Plongée dans le plus grand dancefloor breton du monde au festival Yaouank. Une marée humaine, portée par la bombarde, le biniou, les pulsations du bagad. On entre dans la danse sans mode d’emploi : on observe, on imite, on se cale sur les pas de son voisin. Pach-pià, gavotte, cercle circassien : autant de danses que de terroirs. Autrefois pour tasser le sol et délier les corps après le labeur, aujourd’hui pour se rassembler, partager, vibrer ensemble. Un fest-noz géant, bienveillant, ouvert, vivant. Le lendemain, Rennes reprend son souffle. Samedi matin, panier en main, on flâne au Marché des Licesdeuxième plus grand marché de France. Une institution 250 artisans et producteurs. On s’y attarde. On goûte. On repart les bras chargés. Pour digérer, une visite guidée en version slam : du street art à l’Art Déco, des maisons à pan de bois en passant par les immeubles en verre de Jean Nouvel, de ses terrasses à ses cours cachées, Rennes se raconte autrement. L’après-midi, on arpente ses rues de caractère entre échoppes, galeries et boutiques : la fine fleur des créateurs bretons. Le soir, cap sur Origines, une ancienne maternité reconvertie en spot d’escalade et bar. On grimpe, on boit un verre. On s’attable ensuite à la crêperie Bretone, au cœur de la mythique maison Odorico, dont on admire les mosaïques sans en perdre une miette. Avant de repartir, on pousse la porte du Frac Bretagne, vaisseau d’acier signé Odile Decq posé dans le parc de Beauregard. On s’arrête devant Le Nouveau-Né de Georges de La Tour au Musée des Beaux-Arts. On traverse la nef gothique du Couvent des Jacobins, où l’art contemporain a pris ses quartiers. Sans compter les multiples galeries et tiers-lieux qui fleurissent un peu partout.

📍 Où dormir ? A l’hostel Les Chouettes, pour les oiseaux de nuit qui recherche le confort d’un hôtel et la convivialité d’une auberge de jeunesse, avec un esprit partage. Coffee shop ouvert à toutes et tous. À partir de 70€/nuit.  

Festival Yaouank : 20-21 novembre 2026. Passe 2 jours 39 €. 
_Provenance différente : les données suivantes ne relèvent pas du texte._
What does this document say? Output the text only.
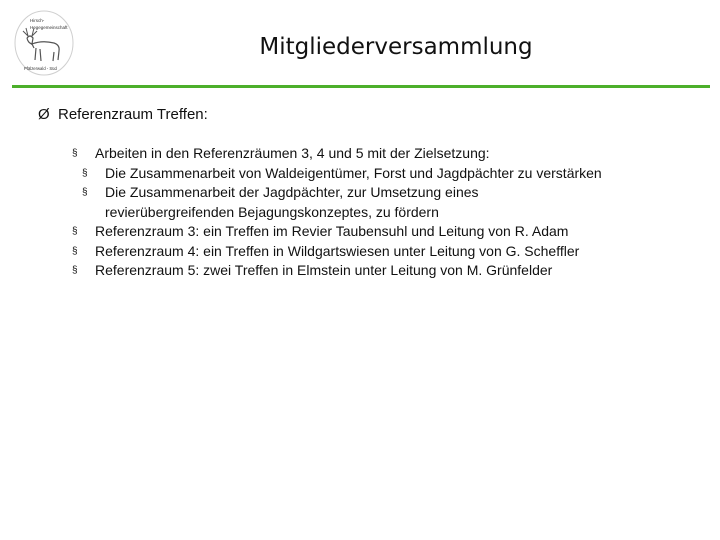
Hirsch-
Hegegemeinschaft
Pfälzerwald - Süd
Mitgliederversammlung
Ø Referenzraum Treffen:
§ Arbeiten in den Referenzräumen 3, 4 und 5 mit der Zielsetzung:
§ Die Zusammenarbeit von Waldeigentümer, Forst und Jagdpächter zu verstärken
§ Die Zusammenarbeit der Jagdpächter, zur Umsetzung eines
revierübergreifenden Bejagungskonzeptes, zu fördern
§ Referenzraum 3: ein Treffen im Revier Taubensuhl und Leitung von R. Adam
§ Referenzraum 4: ein Treffen in Wildgartswiesen unter Leitung von G. Scheffler
§ Referenzraum 5: zwei Treffen in Elmstein unter Leitung von M. Grünfelder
Algues & fjords : découvrir le seul musée de France qui déborde sur l’estran 

Cueillette algues | © Tourisme Bretagne / Elodie Villalon

Au bout du Finistère, là où les abers, ces fjords bretons que la mer a façonnés, mordent dans les terres, un endroit unique en France vient d’ouvrir : ALGAE. Premier centre dédié aux algues en France, installé au port du Koréjou, face à la mer. On pousse la porte. La scénographie remonte des profondeurs marines vers la lumière : 400 objets de collection, dispositifs interactifs, archives de goémoniers. On apprend que les algues entrent dans nos cosmétiques, nos médicaments, nos assiettes. Qu’elle inspirent des céramistes et des designers qui en font des pièces troublantes de beauté.  Jusqu’en décembre, l’exposition Géocéramique installe des pièces façonnées à partir de sédiments locaux : des morceaux de paysage devenus céramique. Dehors, l’aber reprend ses droits. Bottes aux pieds, on part à marée basse explorer l’estran pour bien comprendre l’algue, on file sur le littoral pour apprendre à les reconnaître. Etape suivante : on les cuisine. Tartare, condiment, snack iodé, on repart avec des recettes et un pot dans le sac. On longe le GR34 jusqu’au phare de l’île Vierge, le plus haut d’Europe. De là-haut, Ouessant se dessine. On s’attable ensuite à la Maison Legris : immense baie vitrée, mer constellée d’îlots. L’ormeau, la truffe des mers, élevé à l’Aber Wrac’h fond sous la langue.  

📍 Où dormir ? Éco-gîte Tyrheun, face à l’archipel de Lilia. Maison-bateau en bois brut, hublots dans les cloisons, mezzanine en filet de catamaran, poêle qui ronfle. On range son téléphone. On écoute le vent. À partir de 25€/nuit. 

*Centre ALGAE, port du Koréjou, Plouguerneau. 8€ l’entrée.